What are nursing school requirements?

The nursing field has changed dramatically over the last few decades, from the types of uniforms worn to the gender of the people who hold these roles. But one constant is the continual growth of nursing jobs, which is rising along with the tremendous expansion of the health care industry.

Registered nurses are expected to be in high demand for the foreseeable future. But even so, nursing programs are among the most competitive. Most nursing programs are careful in how they screen applicants, searching for the right candidates who have what it takes to make it.

If this career path has been on your mind, then you’ve probably had one major question on you mind: What are nursing school requirements?

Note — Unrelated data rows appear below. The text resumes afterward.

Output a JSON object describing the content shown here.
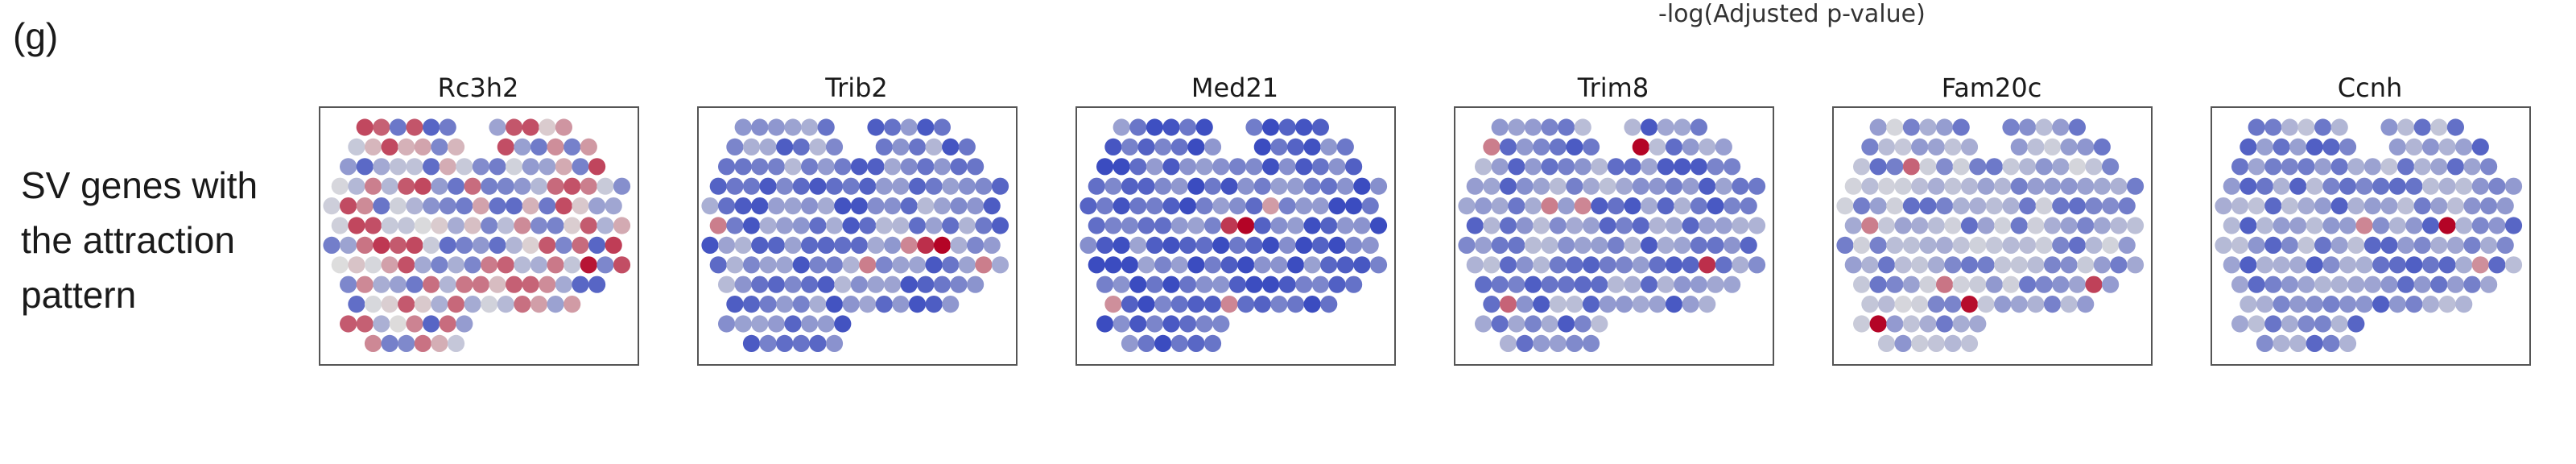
{
  "figure": {
    "panel_label": "(g)",
    "top_caption": "-log(Adjusted p-value)",
    "row_label_lines": [
      "SV genes with",
      "the attraction",
      "pattern"
    ]
  },
  "colors": {
    "colormap": "coolwarm",
    "low": "#3b4cc0",
    "mid": "#dddddd",
    "high": "#b40426"
  },
  "chart_data": [
    {
      "type": "scatter",
      "title": "Rc3h2",
      "colorbar_label": "",
      "value_range": [
        0,
        1
      ],
      "base_level": 0.46,
      "tint": "mixed",
      "hotspots": [
        {
          "col": 9,
          "row": 10,
          "value": 0.99
        },
        {
          "col": 8,
          "row": 11,
          "value": 0.95
        },
        {
          "col": 15,
          "row": 7,
          "value": 0.96
        },
        {
          "col": 3,
          "row": 6,
          "value": 0.88
        },
        {
          "col": 16,
          "row": 2,
          "value": 0.85
        },
        {
          "col": 14,
          "row": 3,
          "value": 0.82
        }
      ]
    },
    {
      "type": "scatter",
      "title": "Trib2",
      "colorbar_label": "",
      "value_range": [
        0,
        1
      ],
      "base_level": 0.2,
      "tint": "cool",
      "hotspots": [
        {
          "col": 14,
          "row": 6,
          "value": 1.0
        },
        {
          "col": 13,
          "row": 6,
          "value": 0.9
        },
        {
          "col": 12,
          "row": 6,
          "value": 0.7
        },
        {
          "col": 9,
          "row": 7,
          "value": 0.72
        },
        {
          "col": 16,
          "row": 7,
          "value": 0.72
        },
        {
          "col": 0,
          "row": 5,
          "value": 0.72
        }
      ]
    },
    {
      "type": "scatter",
      "title": "Med21",
      "colorbar_label": "",
      "value_range": [
        0,
        1
      ],
      "base_level": 0.13,
      "tint": "cool",
      "hotspots": [
        {
          "col": 9,
          "row": 5,
          "value": 1.0
        },
        {
          "col": 8,
          "row": 5,
          "value": 0.88
        },
        {
          "col": 8,
          "row": 9,
          "value": 0.7
        },
        {
          "col": 1,
          "row": 9,
          "value": 0.68
        },
        {
          "col": 11,
          "row": 4,
          "value": 0.65
        }
      ]
    },
    {
      "type": "scatter",
      "title": "Trim8",
      "colorbar_label": "",
      "value_range": [
        0,
        1
      ],
      "base_level": 0.22,
      "tint": "cool",
      "hotspots": [
        {
          "col": 10,
          "row": 1,
          "value": 1.0
        },
        {
          "col": 14,
          "row": 7,
          "value": 0.9
        },
        {
          "col": 2,
          "row": 9,
          "value": 0.78
        },
        {
          "col": 1,
          "row": 1,
          "value": 0.72
        },
        {
          "col": 5,
          "row": 4,
          "value": 0.72
        },
        {
          "col": 7,
          "row": 4,
          "value": 0.7
        }
      ]
    },
    {
      "type": "scatter",
      "title": "Fam20c",
      "colorbar_label": "",
      "value_range": [
        0,
        1
      ],
      "base_level": 0.3,
      "tint": "cool",
      "hotspots": [
        {
          "col": 2,
          "row": 10,
          "value": 1.0
        },
        {
          "col": 7,
          "row": 9,
          "value": 0.98
        },
        {
          "col": 15,
          "row": 8,
          "value": 0.86
        },
        {
          "col": 4,
          "row": 2,
          "value": 0.78
        },
        {
          "col": 1,
          "row": 5,
          "value": 0.72
        },
        {
          "col": 6,
          "row": 8,
          "value": 0.74
        }
      ]
    },
    {
      "type": "scatter",
      "title": "Ccnh",
      "colorbar_label": "",
      "value_range": [
        0,
        1
      ],
      "base_level": 0.24,
      "tint": "cool",
      "hotspots": [
        {
          "col": 13,
          "row": 5,
          "value": 1.0
        },
        {
          "col": 8,
          "row": 5,
          "value": 0.7
        },
        {
          "col": 15,
          "row": 7,
          "value": 0.68
        }
      ]
    }
  ]
}
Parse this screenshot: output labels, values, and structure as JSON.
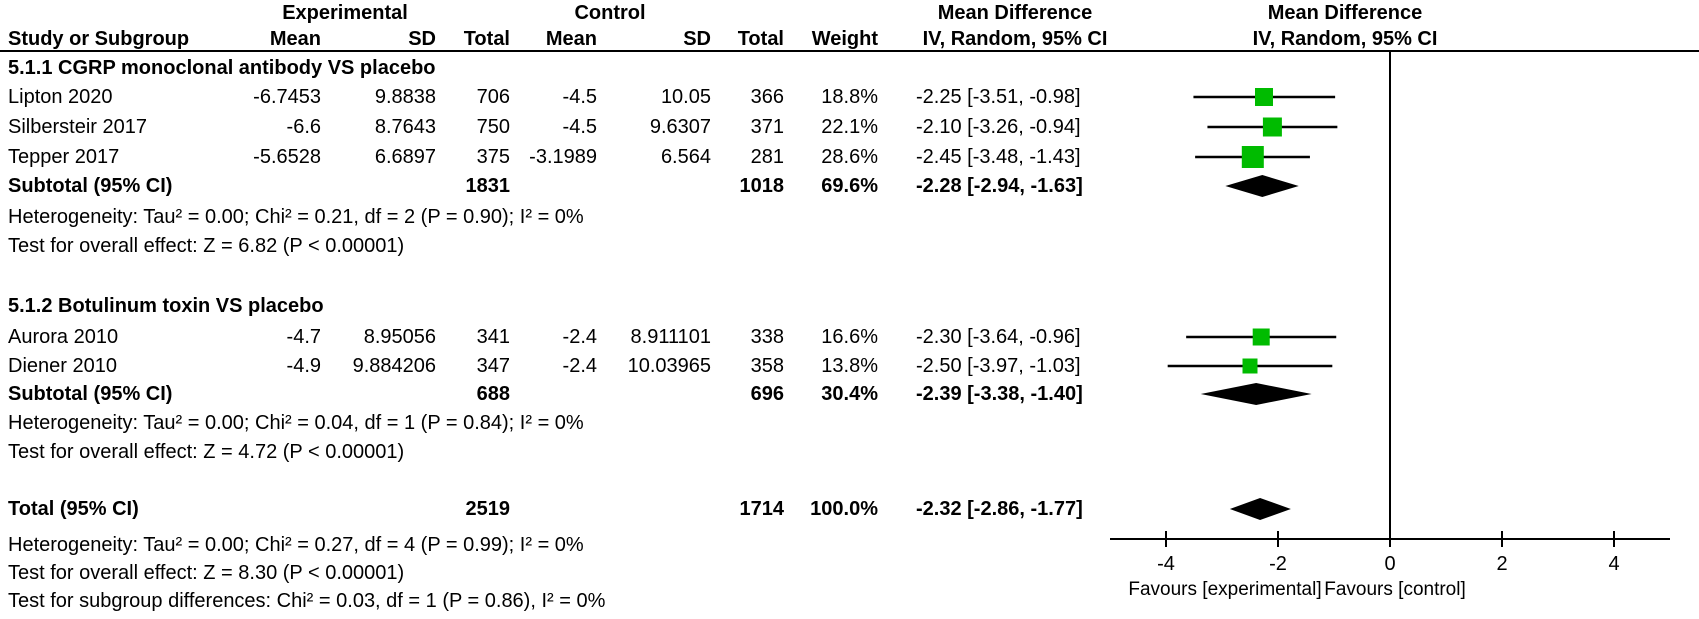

Nursing school requirements are the background courses and other credentials you must have before applying to nursing programs. The requirements schools set allow students to enter a program with the right background knowledge to take on college-level coursework.

There is more than one educational pathway leading to eligibility to take the standardized National Council Licensure Examination (NCLEX)-RN. The requirements you must complete depend on the degree path you choose as an undergraduate:

Associate’s degree in nursing (ADN)
An associate’s is a two-year degree, and it is an entry-level degree that will prepare you to become a nurse. You’ll learn basic lab skills, nursing theory and clinical practice, but you’ll also take other general college courses. With an Associate Degree in Nursing (AND), you can become either a licensed practical nurse (LPN) or registered nurse (RN), and this is the quickest and easiest way into the profession.

Bachelor of science in nursing (BSN)
A B.S. in nursing is a four-year degree, and you’ll likely have more job opportunities if you earn a BSN. In addition to the general core courses that all college students take, you’ll learn the specific skills you need to become a nurse.

Once you’ve chosen your degree path, the requirements you need to complete admission become clear.

Admission requirements for nursing school

  • Varying admission standards – Admission standards are set for both the associate degree ADN and baccalaureate BSN levels. There is typically more academic competition for BSN programs. You will also find that nursing programs at a higher level might also require you to provide a complete resume, personal goal statement, and a few references who can speak to your character and drive. More coursework is required for BSN programs, such as research, leadership skills, and public health awareness. Advanced college level reading and writing are also a focus of BSN programs.
  • Academic Requirements for Nursing Programs – No matter what degree level you choose to pursue, you can expect some prerequisites at for both ADN and BSN. More will likely be required for BSN programs. At the ADN level, common prerequisites could include anatomy and physiology, nutrition, and developmental psychology as well as a few science courses. For the baccalaureate level, a common prerequisite is statistics while science requirements might include anatomy and physiology, microbiology, and biology.
  • Grade point average requirements – The minimum GPA is set at 3.0 for most BSN programs, while the minimum for ADN programs is set at the 2.0 to 2.75 range. Of course, different programs sometimes put and emphasis on more than grades. For example, students the school might consider exceptional could be admitted to bachelor’s programs with a GPA lower than 3.0. Community colleges often give priority to students who reside within their service area.
  • Testing required – At some point, tests are required – often at the school stage, but sometimes at the program stage. At the ADN level, schools focus on making sure applicants have general academic aptitude, such as reading ability or reading comprehension at the 12th grade level.

 

What if I have my B.A.?
If you’ve previously earned your B.A. but now want to change career paths, there are fast-track programs to help you transition to nursing programs. An accelerated bachelor’s program can add to your previous college experience and provide a quick route to RN licensure. These fast-track programs usually last between 11 and 18 months, then you’ll be well on your way to choosing from the many nursing careers that fit your background.

As these requirements illustrate, some hard work lies ahead of you if you want to pursue one of these nursing degrees. While there’s a lot to learn, if becoming a nurse is your dream the you probably already like the material you’ll be learning. These prerequisites will require you to read, do homework, study and prepare for tests, but if you can manage to keep your eye on the goal, you will have the strongest application to nursing school you can imagine.